A medida da dependência externa da Argentina é dada pelo grande volume de moeda forte captada desde 1991: foram mais de US$ 33 bilhões, metade dos quais só no ano passado.
As Bolsas dos mercados emergentes refletiram a situação. Quase todas caíram, mas na Argentina a queda foi mais expressiva.
Nos últimos 30 dias, por exemplo, a Bolsa de Buenos Aires perdeu mais de 9%, enquanto a de São Paulo recuou menos de 1%, em dólar.
O governo admite que as perspectivas não são tão boas quanto se pretendia no início do ano. O ministro da Fazenda, Domingo Cavallo, que previa crescimento de 6,5% este ano, já fala em 4,5% –e é considerado otimista.
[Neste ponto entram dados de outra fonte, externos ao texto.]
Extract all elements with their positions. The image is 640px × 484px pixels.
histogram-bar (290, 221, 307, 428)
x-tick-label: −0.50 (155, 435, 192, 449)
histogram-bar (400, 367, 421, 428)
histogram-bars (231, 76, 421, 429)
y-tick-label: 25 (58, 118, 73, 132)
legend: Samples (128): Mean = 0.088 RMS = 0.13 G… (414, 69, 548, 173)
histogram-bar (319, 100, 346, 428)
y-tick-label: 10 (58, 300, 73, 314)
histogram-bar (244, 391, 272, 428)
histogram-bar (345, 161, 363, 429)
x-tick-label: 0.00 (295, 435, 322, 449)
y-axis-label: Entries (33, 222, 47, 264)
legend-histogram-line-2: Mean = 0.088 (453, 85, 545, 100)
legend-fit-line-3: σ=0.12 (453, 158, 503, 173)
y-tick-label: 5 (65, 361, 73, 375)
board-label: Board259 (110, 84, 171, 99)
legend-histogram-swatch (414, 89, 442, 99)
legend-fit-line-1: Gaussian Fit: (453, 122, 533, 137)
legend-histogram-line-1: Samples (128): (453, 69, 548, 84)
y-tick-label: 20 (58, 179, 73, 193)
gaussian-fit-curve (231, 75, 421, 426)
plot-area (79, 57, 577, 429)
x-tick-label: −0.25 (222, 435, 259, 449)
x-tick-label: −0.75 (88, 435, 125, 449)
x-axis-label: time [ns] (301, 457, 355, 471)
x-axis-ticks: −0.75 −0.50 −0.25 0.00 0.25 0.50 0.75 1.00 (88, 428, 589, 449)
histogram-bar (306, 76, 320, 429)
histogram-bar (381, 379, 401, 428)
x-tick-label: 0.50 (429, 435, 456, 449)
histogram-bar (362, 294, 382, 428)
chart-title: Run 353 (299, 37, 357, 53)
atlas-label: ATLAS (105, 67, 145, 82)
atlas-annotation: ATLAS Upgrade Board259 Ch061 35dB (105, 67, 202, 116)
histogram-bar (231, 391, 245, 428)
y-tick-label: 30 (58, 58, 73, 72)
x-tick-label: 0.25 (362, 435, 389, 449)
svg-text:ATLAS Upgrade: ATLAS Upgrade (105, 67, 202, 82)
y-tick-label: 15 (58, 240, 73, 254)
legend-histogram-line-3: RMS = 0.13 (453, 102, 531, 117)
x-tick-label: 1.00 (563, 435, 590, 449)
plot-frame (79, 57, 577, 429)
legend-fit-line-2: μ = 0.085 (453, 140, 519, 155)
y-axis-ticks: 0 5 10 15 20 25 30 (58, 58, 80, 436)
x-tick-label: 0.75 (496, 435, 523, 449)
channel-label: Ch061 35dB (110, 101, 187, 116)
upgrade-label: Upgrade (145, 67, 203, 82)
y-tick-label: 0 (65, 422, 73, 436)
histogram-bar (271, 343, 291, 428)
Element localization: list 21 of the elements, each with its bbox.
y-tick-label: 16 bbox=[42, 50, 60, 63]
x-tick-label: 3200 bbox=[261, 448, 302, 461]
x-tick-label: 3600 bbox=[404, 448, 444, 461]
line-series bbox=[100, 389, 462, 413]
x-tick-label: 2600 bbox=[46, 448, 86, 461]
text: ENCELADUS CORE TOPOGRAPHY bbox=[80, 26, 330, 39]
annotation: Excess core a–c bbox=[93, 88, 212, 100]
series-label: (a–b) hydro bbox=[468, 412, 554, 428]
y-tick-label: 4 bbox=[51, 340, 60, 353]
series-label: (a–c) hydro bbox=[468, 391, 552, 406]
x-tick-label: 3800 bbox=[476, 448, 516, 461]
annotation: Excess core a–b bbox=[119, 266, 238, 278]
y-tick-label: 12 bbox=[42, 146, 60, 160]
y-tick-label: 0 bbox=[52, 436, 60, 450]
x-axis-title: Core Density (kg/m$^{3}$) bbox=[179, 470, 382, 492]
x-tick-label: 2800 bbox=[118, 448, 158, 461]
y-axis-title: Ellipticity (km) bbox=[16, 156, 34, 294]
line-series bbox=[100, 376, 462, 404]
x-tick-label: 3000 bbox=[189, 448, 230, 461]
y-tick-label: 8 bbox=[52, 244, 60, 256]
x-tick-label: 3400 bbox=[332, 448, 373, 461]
Economistas independentes estimam que, depois de expandir mais de 25% em três anos, o Produto Interno Bruto aumente entre 3,5% e 4,0% este ano.
E se a economia cresceu, isso não significa que a indústria hoje esteja melhor do que nos tempos de inflação de quatro dígitos.
A manutenção da paridade com o dólar supervalorizou o peso, o que encareceu as exportações e barateou as importações, ameaçando a produção industrial do país.
A balança comercial, superavitária em mais de US$ 5 bilhões em 1989, vem se deteriorando. No primeiro quadrimestre deste ano o déficit atingiu US$ 2,4 bilhões, cinco vezes mais do que no mesmo período do ano passado.
A inflação continua sob controle. Os preços correm por ano a mesma distância que no Brasil é feita em menos de dois dias. Em maio a taxa caiu para 3,4%, o nível mais baixo desde 1953, após o fim do primeiro governo de Perón.
O presidente Carlos Menem quer manter o milagre pelo menos até o próximo ano, quando deve se candidatar à reeleição.
Mas, sem dólares e sem novas estatais para privatizar, é pouco provável que o plano tenha fôlego para aguentar até lá.
A recessão começa a ser vislumbrada. É o que as centrais sindicais vão deixar claro no protesto nacional marcado para 6 de julho.